Musk revealed in a blog post this afternoon that the PIF's managing director had expressed "strong support for funding a going private transaction for Tesla" at a meeting on 31 July, leading Musk to conclude that there was no doubt a deal would take place imminently.

He added that talks to take Tesla private between the two entities have been ongoing for almost two years.

Speculation on which investors might have the capacity to take Tesla private has been rife over the last few days, following Musk's tweet last Tuesday that he had secured the "funding" necessary to take Tesla private at a share price of $420 (£329).

The most prominent rumour to date centred around the PIF, after it upped its stake in Tesla to five per cent the day before Musk's tweet.

Read more: Public or private?
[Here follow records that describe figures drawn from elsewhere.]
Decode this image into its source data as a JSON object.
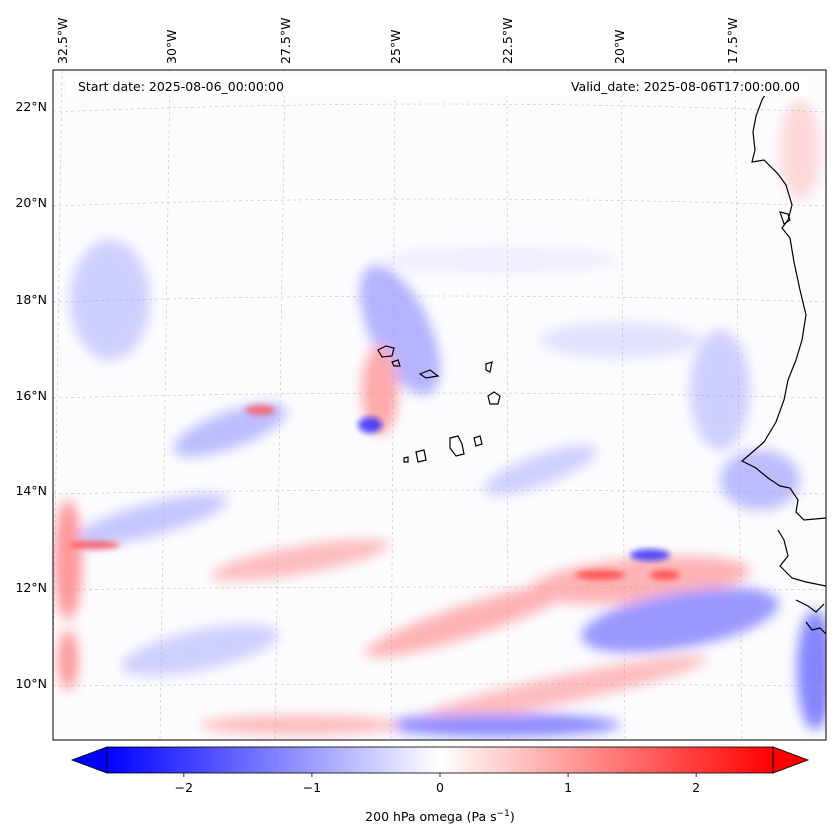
{
  "map": {
    "start_date_text": "Start date: 2025-08-06_00:00:00",
    "valid_date_text": "Valid_date: 2025-08-06T17:00:00.00",
    "lon_labels": [
      "32.5°W",
      "30°W",
      "27.5°W",
      "25°W",
      "22.5°W",
      "20°W",
      "17.5°W"
    ],
    "lat_labels": [
      "22°N",
      "20°N",
      "18°N",
      "16°N",
      "14°N",
      "12°N",
      "10°N"
    ],
    "land_color": "#000000",
    "grid": true
  },
  "colorbar": {
    "variable": "200 hPa omega",
    "unit": "(Pa s",
    "unit_exp": "−1",
    "unit_close": ")",
    "tick_labels": [
      "−2",
      "−1",
      "0",
      "1",
      "2"
    ],
    "tick_values": [
      -2,
      -1,
      0,
      1,
      2
    ],
    "range": [
      -2.6,
      2.6
    ],
    "cmap": "bwr",
    "colors": {
      "neg": "#0000ff",
      "mid": "#ffffff",
      "pos": "#ff0000"
    },
    "extend": "both"
  }
}
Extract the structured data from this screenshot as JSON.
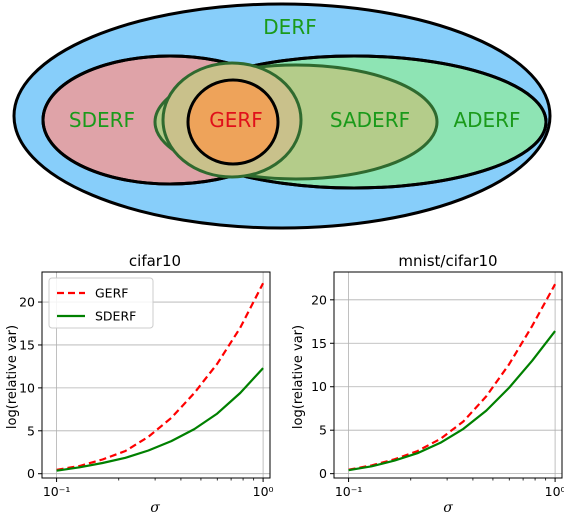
{
  "venn": {
    "sets": [
      "DERF",
      "SDERF",
      "ADERF",
      "SADERF",
      "GERF"
    ],
    "colors": {
      "DERF": "#87cefa",
      "SDERF": "#dfa3a8",
      "ADERF": "#8ee4b4",
      "SADERF": "#b4cc8a",
      "GERF": "#eea35a",
      "label_green": "#1a9a1a",
      "label_red": "#e0101a"
    }
  },
  "chart_data": [
    {
      "type": "line",
      "title": "cifar10",
      "xlabel": "σ",
      "ylabel": "log(relative var)",
      "xscale": "log",
      "xlim": [
        0.085,
        1.08
      ],
      "ylim": [
        -0.5,
        23.5
      ],
      "yticks": [
        0,
        5,
        10,
        15,
        20
      ],
      "xticks": [
        0.1,
        1.0
      ],
      "xtick_labels": [
        "10⁻¹",
        "10⁰"
      ],
      "grid": true,
      "legend": "top-left",
      "x": [
        0.1,
        0.1292,
        0.1668,
        0.2154,
        0.2783,
        0.3594,
        0.4642,
        0.5995,
        0.7743,
        1.0
      ],
      "series": [
        {
          "name": "GERF",
          "color": "#ff0000",
          "style": "dashed",
          "values": [
            0.45,
            0.9,
            1.65,
            2.65,
            4.3,
            6.5,
            9.4,
            12.8,
            17.0,
            22.2
          ]
        },
        {
          "name": "SDERF",
          "color": "#008000",
          "style": "solid",
          "values": [
            0.35,
            0.75,
            1.25,
            1.85,
            2.7,
            3.8,
            5.2,
            7.0,
            9.4,
            12.3
          ]
        }
      ]
    },
    {
      "type": "line",
      "title": "mnist/cifar10",
      "xlabel": "σ",
      "ylabel": "log(relative var)",
      "xscale": "log",
      "xlim": [
        0.085,
        1.08
      ],
      "ylim": [
        -0.5,
        23.2
      ],
      "yticks": [
        0,
        5,
        10,
        15,
        20
      ],
      "xticks": [
        0.1,
        1.0
      ],
      "xtick_labels": [
        "10⁻¹",
        "10⁰"
      ],
      "grid": true,
      "x": [
        0.1,
        0.1292,
        0.1668,
        0.2154,
        0.2783,
        0.3594,
        0.4642,
        0.5995,
        0.7743,
        1.0
      ],
      "series": [
        {
          "name": "GERF",
          "color": "#ff0000",
          "style": "dashed",
          "values": [
            0.45,
            0.95,
            1.65,
            2.6,
            4.0,
            6.0,
            8.9,
            12.6,
            17.0,
            21.8
          ]
        },
        {
          "name": "SDERF",
          "color": "#008000",
          "style": "solid",
          "values": [
            0.4,
            0.85,
            1.5,
            2.35,
            3.55,
            5.15,
            7.25,
            9.9,
            13.0,
            16.4
          ]
        }
      ]
    }
  ]
}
Here's everything you need to know about Tesla's dilemma

Following last week's announcement, Musk said the PIF has continued to express its support for taking Tesla private subject to "financial and other due diligence" as well as its internal review process.

However Musk stressed that to provide any critical details of the proposed nature and source of the funding would be "premature" at this point in time.

He added:

I continue to have discussions with the Saudi fund, and I also am having discussions with a number of other investors, which is something that I always planned to do since I would like for Tesla to continue to have a broad investor base.

It is appropriate to complete those discussions before presenting a detailed proposal to an independent board committee.

Read more: Tesla and Elon Musk hit by fresh lawsuits over stock rigging claims

Musk did not comment on the lawsuits he and Tesla are currently facing, over shareholder concerns that his tweet was designed to hurt short-sellers of Tesla stock.

He also clarified that previous figures circulated regarding the amount of capital required to take Tesla private, thought to be around $70bn, "dramatically overstate the actual capital raise needed".

Musk estimates that approximately two-thirds of Tesla's current shareholder base would choose to remain as investors in the private entity via a special fund, and therefore the buyback would fall closer to the $20bn mark.

Tesla's share price jumped more than two per cent on the news, as markets opened in the US.